Temporary C++ amnesia 8|

[DKant]

void main()
{
int i=5;

i=(++i)/(i++);

cout<<i;
}

Simple one. But the result I expected was 1 while the actual thing is 2. So what exactly am I forgetting here?

 

[NikhilVerma]

This is simple....
Do you see the i++ part...

it's like this ++i makes the value of i 6
then iafter the division make the division of 6 with 6 and you get one...
which is stored in i
then the ++ makes it two....

Tell me if you didn't understand....

 

[sakumar79]

The answer is simple
i=(++i)/(i++)
First, ++i => i=6
Then, i++=> use six, and AT THE END OF THIS STATEMENT, ADD 1 to i
i=6/6=1
NOW, add 1 to i =>i=2

Hope that helps...
Arun

 

[NikhilVerma]

Dang the odds !!!!!

We made replies at the exact same time !!!
and in the similar fashion!!!

 

[harmax]

whatever the value of i the answer is 2




obviously

 

[DKant]

Ahh!
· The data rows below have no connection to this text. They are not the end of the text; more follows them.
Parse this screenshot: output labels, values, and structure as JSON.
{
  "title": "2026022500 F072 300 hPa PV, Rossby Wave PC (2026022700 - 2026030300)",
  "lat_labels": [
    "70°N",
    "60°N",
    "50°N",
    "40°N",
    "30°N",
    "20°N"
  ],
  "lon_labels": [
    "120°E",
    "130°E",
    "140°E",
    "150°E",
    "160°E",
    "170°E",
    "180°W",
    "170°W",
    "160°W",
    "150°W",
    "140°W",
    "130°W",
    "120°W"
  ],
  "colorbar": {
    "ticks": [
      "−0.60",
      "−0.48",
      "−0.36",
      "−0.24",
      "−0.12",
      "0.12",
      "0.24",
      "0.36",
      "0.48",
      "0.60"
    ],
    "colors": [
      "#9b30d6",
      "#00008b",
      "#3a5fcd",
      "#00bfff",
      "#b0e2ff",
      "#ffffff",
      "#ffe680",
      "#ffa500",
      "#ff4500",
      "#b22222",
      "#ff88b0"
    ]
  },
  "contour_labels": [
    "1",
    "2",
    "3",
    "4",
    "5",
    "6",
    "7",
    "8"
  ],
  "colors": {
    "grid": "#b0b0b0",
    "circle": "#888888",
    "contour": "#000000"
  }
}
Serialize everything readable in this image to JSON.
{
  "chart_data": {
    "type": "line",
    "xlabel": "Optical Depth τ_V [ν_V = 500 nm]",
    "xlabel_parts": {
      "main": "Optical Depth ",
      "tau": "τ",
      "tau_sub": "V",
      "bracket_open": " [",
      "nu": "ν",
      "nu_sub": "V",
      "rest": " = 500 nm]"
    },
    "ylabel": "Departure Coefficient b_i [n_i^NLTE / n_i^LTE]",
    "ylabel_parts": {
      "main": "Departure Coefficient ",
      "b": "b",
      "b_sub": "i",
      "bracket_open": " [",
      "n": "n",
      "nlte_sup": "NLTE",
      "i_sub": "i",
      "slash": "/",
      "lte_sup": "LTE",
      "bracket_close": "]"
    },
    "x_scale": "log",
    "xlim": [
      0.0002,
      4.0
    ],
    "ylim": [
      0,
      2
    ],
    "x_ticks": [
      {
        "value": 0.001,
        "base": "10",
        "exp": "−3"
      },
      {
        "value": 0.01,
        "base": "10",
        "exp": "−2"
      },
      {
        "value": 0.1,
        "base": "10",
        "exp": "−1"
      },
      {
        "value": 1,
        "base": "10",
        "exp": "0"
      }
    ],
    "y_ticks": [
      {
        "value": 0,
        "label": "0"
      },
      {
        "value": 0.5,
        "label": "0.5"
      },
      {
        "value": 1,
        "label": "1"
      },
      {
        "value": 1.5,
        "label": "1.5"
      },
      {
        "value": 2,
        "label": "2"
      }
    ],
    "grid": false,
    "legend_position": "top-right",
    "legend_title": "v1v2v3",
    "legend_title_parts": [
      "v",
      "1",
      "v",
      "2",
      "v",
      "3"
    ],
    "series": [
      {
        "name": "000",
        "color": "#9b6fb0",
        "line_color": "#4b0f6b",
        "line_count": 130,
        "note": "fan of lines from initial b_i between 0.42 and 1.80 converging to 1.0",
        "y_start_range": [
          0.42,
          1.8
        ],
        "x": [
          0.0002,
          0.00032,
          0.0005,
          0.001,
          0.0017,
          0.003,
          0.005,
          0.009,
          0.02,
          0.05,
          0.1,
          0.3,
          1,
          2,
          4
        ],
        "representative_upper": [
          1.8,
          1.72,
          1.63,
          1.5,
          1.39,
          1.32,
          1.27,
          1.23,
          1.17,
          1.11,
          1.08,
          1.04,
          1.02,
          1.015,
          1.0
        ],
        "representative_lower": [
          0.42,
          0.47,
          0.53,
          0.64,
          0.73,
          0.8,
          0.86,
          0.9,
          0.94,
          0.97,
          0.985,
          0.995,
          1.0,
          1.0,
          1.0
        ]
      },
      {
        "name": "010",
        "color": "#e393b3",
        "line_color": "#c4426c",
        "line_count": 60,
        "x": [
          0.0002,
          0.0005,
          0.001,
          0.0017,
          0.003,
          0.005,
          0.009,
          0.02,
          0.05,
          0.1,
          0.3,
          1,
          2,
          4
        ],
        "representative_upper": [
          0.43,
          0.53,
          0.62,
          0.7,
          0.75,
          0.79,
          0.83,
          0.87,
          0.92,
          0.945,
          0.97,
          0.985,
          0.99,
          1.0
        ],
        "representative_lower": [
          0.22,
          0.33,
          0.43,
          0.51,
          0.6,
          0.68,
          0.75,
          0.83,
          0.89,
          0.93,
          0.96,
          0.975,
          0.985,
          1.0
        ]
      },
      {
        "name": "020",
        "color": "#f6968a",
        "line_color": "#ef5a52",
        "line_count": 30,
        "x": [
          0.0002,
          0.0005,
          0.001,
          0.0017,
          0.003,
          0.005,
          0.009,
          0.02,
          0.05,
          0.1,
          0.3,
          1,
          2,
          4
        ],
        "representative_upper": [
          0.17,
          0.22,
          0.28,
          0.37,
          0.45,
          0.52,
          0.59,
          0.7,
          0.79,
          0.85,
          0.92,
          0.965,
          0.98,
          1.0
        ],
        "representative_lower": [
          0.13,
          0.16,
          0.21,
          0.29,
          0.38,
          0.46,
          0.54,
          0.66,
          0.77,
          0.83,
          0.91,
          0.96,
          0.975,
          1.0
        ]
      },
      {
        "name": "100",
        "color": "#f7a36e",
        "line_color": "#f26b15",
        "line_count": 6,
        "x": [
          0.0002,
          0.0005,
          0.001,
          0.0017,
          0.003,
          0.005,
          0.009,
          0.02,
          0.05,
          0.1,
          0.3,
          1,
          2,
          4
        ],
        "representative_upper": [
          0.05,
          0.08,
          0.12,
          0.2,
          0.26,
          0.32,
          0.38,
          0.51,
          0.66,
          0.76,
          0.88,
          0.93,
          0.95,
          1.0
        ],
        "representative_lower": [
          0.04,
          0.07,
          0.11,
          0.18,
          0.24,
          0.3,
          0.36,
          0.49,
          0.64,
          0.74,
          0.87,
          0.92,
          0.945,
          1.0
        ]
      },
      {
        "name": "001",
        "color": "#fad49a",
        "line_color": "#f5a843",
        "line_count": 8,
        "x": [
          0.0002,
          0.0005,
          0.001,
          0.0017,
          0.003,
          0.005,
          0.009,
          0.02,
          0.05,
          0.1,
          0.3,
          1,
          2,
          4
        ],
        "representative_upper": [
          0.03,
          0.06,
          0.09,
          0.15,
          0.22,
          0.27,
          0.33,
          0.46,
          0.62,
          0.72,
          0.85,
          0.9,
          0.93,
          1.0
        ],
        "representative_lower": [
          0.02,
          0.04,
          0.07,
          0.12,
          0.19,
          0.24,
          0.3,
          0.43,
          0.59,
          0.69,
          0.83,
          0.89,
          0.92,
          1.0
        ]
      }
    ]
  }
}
That's what I forgot. i++. Thanx a ton m8!

 

[harmax]

how come the division operator has higher precedence than '(' ?

 

[sakumar79]

Hi Nikhil,
It sure was a coincidence... What are the odds, 2 people posting the answer at the same time and in similar manner!!!

Harmax,
If you read my post or Nikhil's post carefully, and rework with any value of i manually, u will see the reason. It is not that division has higher priority over '(', but that it has higher priority over post-increment operator.

DKant,
Glad we could help...

Arun